Uhura goes multireligiös

Vor meinem Urlaub fragte die katholische Gemeindereferentin an, ob wir uns vorstellen könnten, den ökumenischen Einschulungsgottesdienst nach den Sommerferien als multireligiöse Feier zu veranstalten. Dazu würde es einen Kennenlerntermin mit dem Imam geben und von da aus weiter. Wir beredeten das im Pfarrteam: Ja, grundsätzlich können wir uns das vorstellen, ja, gemäß landeskirchlicher Handreichung an einem „neutralen Ort“ (Turnhalle, Aula) und die Gebete hintereinander, statt miteinander.

Nach knapp fünf Jahren Leben und Arbeiten in einem sog. „sozialen Brennpunkt“ mit reichlich multireligiöser Erfahrung legte ich noch Wert auf Deutsch als durchgehende Sprache und dass wir Christinnen nicht unseren Standard zurückschrauben. Ich möchte nicht als gutmeinendes Vehikel dienen, wo unsere muslimischen Ansprechpartner ihre Hausaufgaben selbst machen müssen. So sprach ich und entschwand in den Urlaub. Die Kollegen würden den Termin wahrnehmen.

Bei meiner Rückkehr ging es direkt weiter. Gleich an meinem ersten Arbeitstag war der Folgetermin angesetzt: Vorbereitung der Einschulungsfeier – sehr zur Freude derer, die am Kennenlerntreffen teilgenommen hatten. Die katholische Gemeindereferentin, einer meiner Kollegen (jetzt mit mir) sowie der Imam und sein … Dolmetscher, der Türkischlehrer.

Sein Dolmetscher? Mir wuchs ein kleines Wuthörnchen, denn das war doch genau, was ich nicht wollte. Und so ging es dann auch weiter.
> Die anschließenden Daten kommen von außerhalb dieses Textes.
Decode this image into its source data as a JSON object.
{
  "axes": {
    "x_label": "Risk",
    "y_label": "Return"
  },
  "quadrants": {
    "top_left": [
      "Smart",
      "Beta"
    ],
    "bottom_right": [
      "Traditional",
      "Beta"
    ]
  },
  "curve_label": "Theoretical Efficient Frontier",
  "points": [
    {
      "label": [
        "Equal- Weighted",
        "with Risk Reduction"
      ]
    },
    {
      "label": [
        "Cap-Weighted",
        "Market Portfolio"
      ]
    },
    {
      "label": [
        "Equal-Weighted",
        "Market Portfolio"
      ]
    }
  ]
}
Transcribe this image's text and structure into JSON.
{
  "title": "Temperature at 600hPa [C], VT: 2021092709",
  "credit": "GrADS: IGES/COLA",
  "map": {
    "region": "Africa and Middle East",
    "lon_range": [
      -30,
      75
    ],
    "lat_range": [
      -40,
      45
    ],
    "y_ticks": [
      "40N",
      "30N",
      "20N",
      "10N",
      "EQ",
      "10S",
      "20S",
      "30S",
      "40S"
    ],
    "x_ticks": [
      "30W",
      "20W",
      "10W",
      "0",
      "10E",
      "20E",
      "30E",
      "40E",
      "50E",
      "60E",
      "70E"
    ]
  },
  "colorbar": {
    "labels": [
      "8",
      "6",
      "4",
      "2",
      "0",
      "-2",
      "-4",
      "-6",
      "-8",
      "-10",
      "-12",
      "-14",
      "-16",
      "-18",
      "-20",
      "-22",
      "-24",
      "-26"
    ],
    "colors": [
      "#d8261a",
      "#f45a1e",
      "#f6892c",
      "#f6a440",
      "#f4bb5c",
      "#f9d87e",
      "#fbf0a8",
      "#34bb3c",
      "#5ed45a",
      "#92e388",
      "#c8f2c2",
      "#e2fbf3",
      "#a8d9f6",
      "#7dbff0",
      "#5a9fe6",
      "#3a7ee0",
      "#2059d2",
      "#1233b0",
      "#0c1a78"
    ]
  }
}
Es fehlte auf muslimischer Seite an fast allem: Die Deutschkenntnisse des Türkischlehrers waren ordentlich, doch er ist kein Theologe, während der Imam wohl nur über wenig pädagogische Kenntnisse verfügt. Und es gibt kein Netzwerk, das die muslimischen Kollegen unterstützt, so wie wir es haben:

Gottesdienstmaterial mit Abläufen, Gebeten, Liedern, Mediotheken und Handreichungen, Vernetzungen zwischen Gemeinde, Kita, Grundschule (auch zwischen den Konfessionen), Schul- und Jugendreferate, Kirchenmusiker und Ehrenamtliche bei Bedarf, von der jahrzehntelangen Erfahrung ganz zu schweigen.

Trotzdem schmolz mein Hörnchen wie ein Eis in der Sonne. Denn so sehr es am Handwerkszeug mangelte, so groß war die Bereitschaft aller, Muslims und ChristInnen: Eine schöne Einschulungsfeier zu gestalten, sich verantwortlich für alle Kinder und Familien zu fühlen, zu Respekt und Lernbereitschaft, zum Kompromisse schließen, eine gemeinsame Sprache über die Vokabeln hinaus zu finden, kurz: Einen Anfang zu machen.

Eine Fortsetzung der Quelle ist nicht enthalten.